Celluloid scenes we remember

Butch Cassidy and the Sundance Kid Butch Cassidy and the Sundance Kid

Mughal-E-Azam Mughal-E-Azam

There are certain scenes from the old movies you cannot quite forget, for they once served as defining moments in your life. Remember Rex Harrison and Audrey Hepburn in My Fair Lady? As Professor Higgins, Harrison found it arduous yet challenging to remould Hepburn into a respectable lady on the social circuit. His exasperation at certain points in the story is what you remember. He asks plaintively, “Why, O why can't a woman be more like a man?” It is the natural in the acting that takes your fancy. And Hepburn? Recall her protestations as she is being prepared for a good bath by the maids at the Higgins' residence: “I am a good girl, I am!”
In the old days, love scenes in the movies were not blatant, brazen affairs. There was something of the sedate in the meeting of man and woman, with the passion of romance shining through the expressions the on-screen lovers brought to bear on their circumstances. In Mughal-e-Azam, a terrifically beautiful Madhubala goes through a noticeable tremor (you read it all over her face) when Dilip Kumar softly runs a peacock feather across her cheek. Thus does passion unite a man and a woman. Love is all, in its loud silences.

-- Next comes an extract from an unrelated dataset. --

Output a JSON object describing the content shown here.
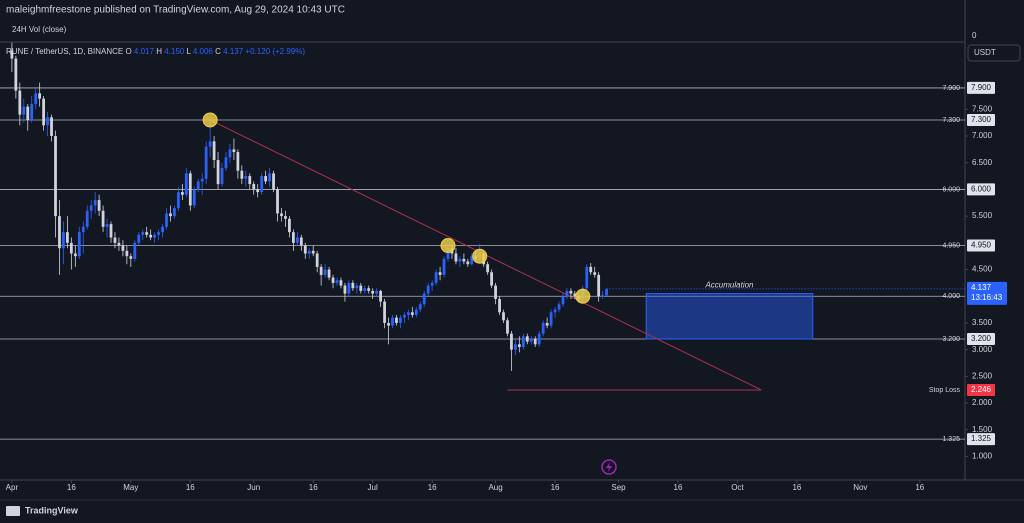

From Here to Eternity From Here to Eternity

Those of us who remember the BJ Thomas song, Raindrops Keep Falling On My Head, in the movie Butch Cassidy and the Sundance Kid will instantly go back to that heart-warming image of Paul Newman and Katharine Ross on a bicycle as the latter serenades her with the song. That song, more than anything else, is a broad hint that even in a world of banalities, the strings of the heart can and do break into soothing melody in the strangest of moments. But the heart truly cracks when you think of Altaf, in the character of a crippled young man forced to earn a living for his family, selling newspapers on the street through breaking into song. Tumi ki dekhechho kobhu / jiboner porajoy is for many of us a story of ourselves. In Ato Tuku Asha, Abdul Jabbar does a fantastic job of having the song sink into our being. It has proved to be timeless.
Songs portray high romance. So does the sea. On the beach, acting out their roles in the movie From Here to Eternity, Burt Lancaster and Deborah Kerr bequeath to the world a kiss of memorable note, one that has remained unsurpassed through the decades. Not even the passion ignited in Sophia Loren and Marcello Mastroianni for each other in Sunflower can equal what Lancaster and Kerr do by the sea, amid those rolling waves.